Image credit: Tu Hao Chin via Flickr / Creative Commons

Article Citation:

Bartlett, Steven James. 2023. “Rage in America: Why is this Happening?” Social Epistemology Review and Reply Collective 12 (1): 46-60. https://wp.me/p1Bfg0-7xg.

🔹 The PDF of the article gives specific page numbers.

Editor’s Note: Steven James Bartlett’s “Rage in America: Why is this Happening?” will be presented in two parts. Please find below Part I. Please refer to Part II. The PDF of the entire article is linked above in the Article Citation.

Articles in this dialogue:

❦ Bartlett, Steven James. 2022. “The Human Refusal to Look in the Mirror.” Social Epistemology Review and Reply Collective 11 (9): 46-55.

Road rage, too, has now become common and pervasive. Airline rage occurs daily. Inner-city shootings have become so frequent, cities find it hard to track their numbers. The incidence of hate crimes has skyrocketed, as have violent incidents of xenophobia and anti-Semitism. America has become so venomously politically divided, political rage, too, is now widespread. All of these expressions of rage take the form of violent and destructive behavior that often leaves innocent victims dead or injured and others traumatized.

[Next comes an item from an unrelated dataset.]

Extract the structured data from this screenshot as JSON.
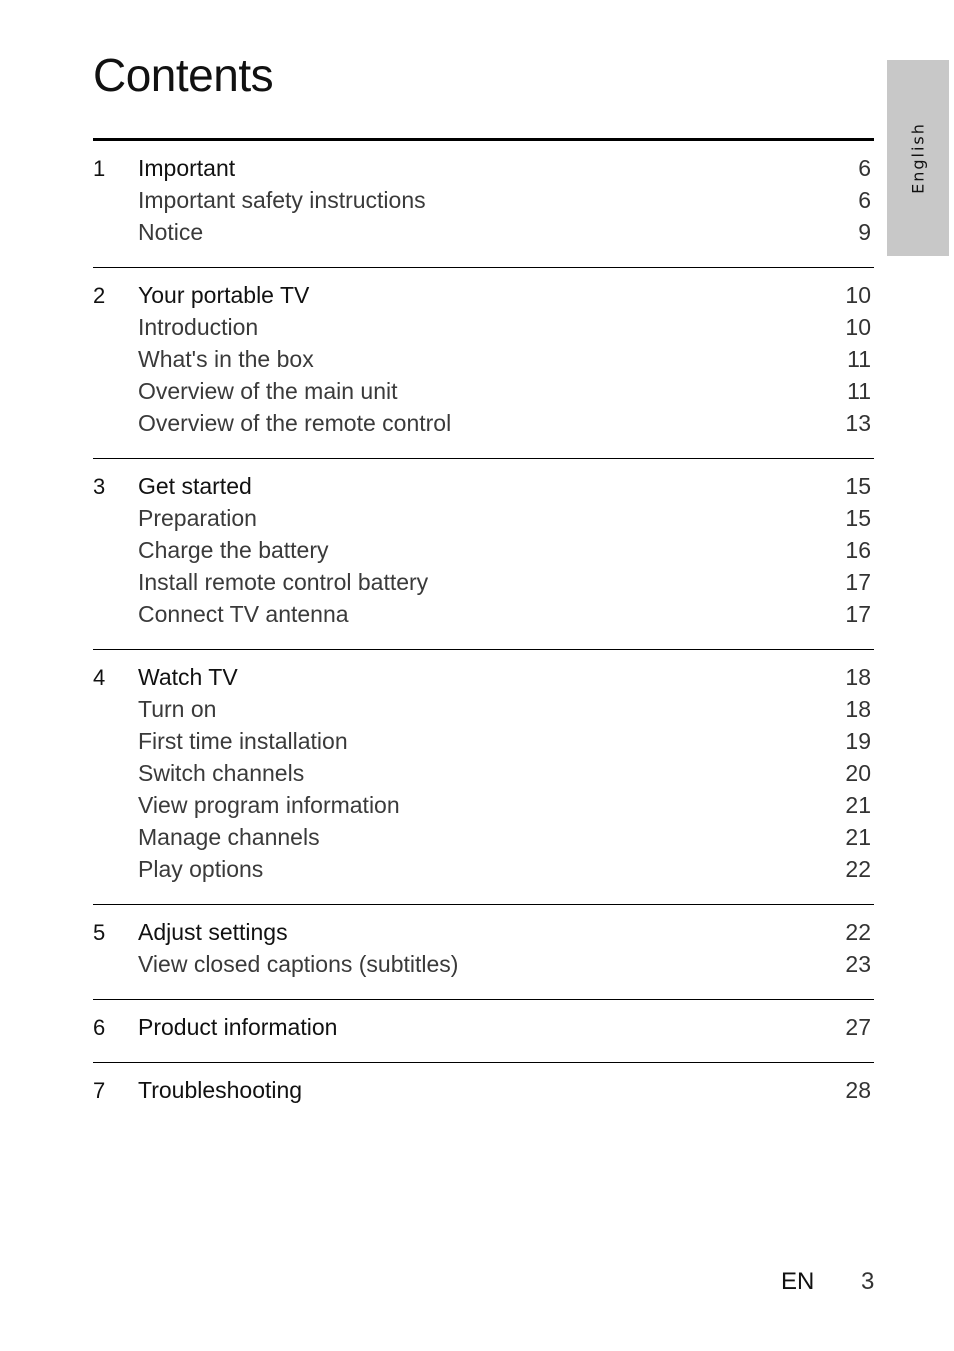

Many Americans do not realize that the extreme incidence and prevalence of rage-driven aggression and destructiveness in the United States is without parallel in any other industrialized country in the world. At the present time, mass killings alone are occurring in this country at a rate some seven times greater than in any other high income country (Fowler et al. 2021, 1).

This is, and should be, a disturbing picture. The situation we face in America calls for an explanation why this is happening.

Most of us have become numb to the frequency of these expressions of intense anger and frustration, uncontrollable resentment and the decision to lash out. We simply watch and feel we can do nothing as these emotions snowball and accumulate in intensity until they take the form of raw, open, and violent rage.

Why is this happening? And why is this happening on such a wide scale, so frequently, so often involving innocent people, and, time and again, young children?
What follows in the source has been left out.